619 mln zł wpłacą gminy na subwencję wyrównawczą w 2011 r. Kwota ta wynika z ustawy budżetowej
– W 2010 r. po zapłaceniu janosikowego pozostałe środki budżetowe per capita wyniosły 153 zł, co czyni je najbiedniejszym regionem w Polsce – mówi Marek Miesztalski, skarbnik Mazowsza. – Wprawdzie Sejm znowelizował algorytm dla Mazowsza, ale tylko na 2011 r. Dzięki temu zapłacimy o 160 mln zł mniej. Złożyliśmy wniosek do Trybunału Konstytucyjnego o stwierdzenie niezgodności ustawy o dochodach jednostek samorządu terytorialnego z konstytucją.
Zdaniem samorządowców są rozwiązania sprawiedliwsze niż zaproponowane przez resort finansów. – Od dłuższego czasu postulujemy wprowadzenie górnej granicy wpłat na subwencję wyrównawczą, np. 30 proc. dochodów podatkowych – zwraca uwagę Miesztalski. – Inaczej może dojść do tego, że będziemy musieli oddać nie 70 proc., ale 90 proc. tych dochodów.
Zdaniem prof. Zbigniewa Strzeleckiego propozycja MF nie uwzględnia aktualnej sytuacji finansowej podczas naliczania janosikowego. Wpłaty oblicza się według danych sprzed dwóch lat, co oznacza, że obecnie jednostki wnoszą opłatę obliczoną od dochodów z okresu koniunktury gospodarczej.

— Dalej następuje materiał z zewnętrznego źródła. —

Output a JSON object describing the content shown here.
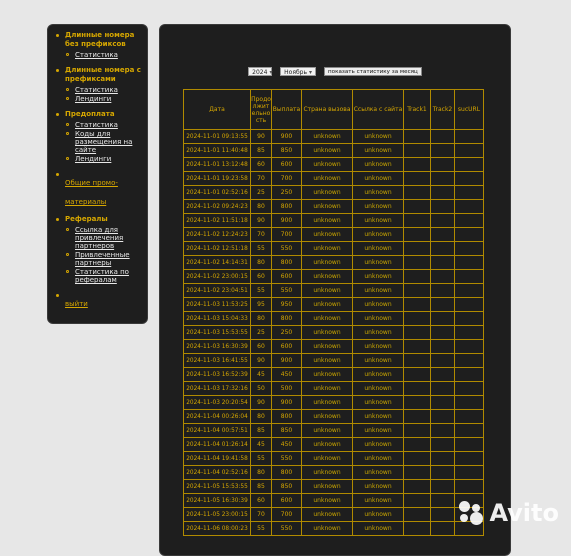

– Należy wprowadzić element korygujący w algorytmie tak, by wpłata odnosiła się do bieżącej sytuacji finansowej – wyjaśnia.
Nieco inną propozycję ma Unia Metropolii Polskich. Polega ona na wzięciu pod uwagę realnej liczby ludności mieszkającej w danej jednostce. Wielu płatników, zwłaszcza duże miasta, wnosi wpłatę zawyżoną, obliczoną na podstawie liczby zameldowanych na terenie miasta. Tymczasem mieszkają tam także osoby zameldowane w innych gminach. Po urealnieniu tej liczby janosikowe spadnie, ponieważ będzie się odnosić do znacznie większej liczby mieszkańców. – Od 2014 r. przestanie istnieć obowiązek meldunkowy. To dobry moment, aby wprowadzić do algorytmu rzeczywistą liczbę ludności mieszkającej i pracującej w danej gminie – mówi Andrzej Lubiatowski, dyrektor biura UMP.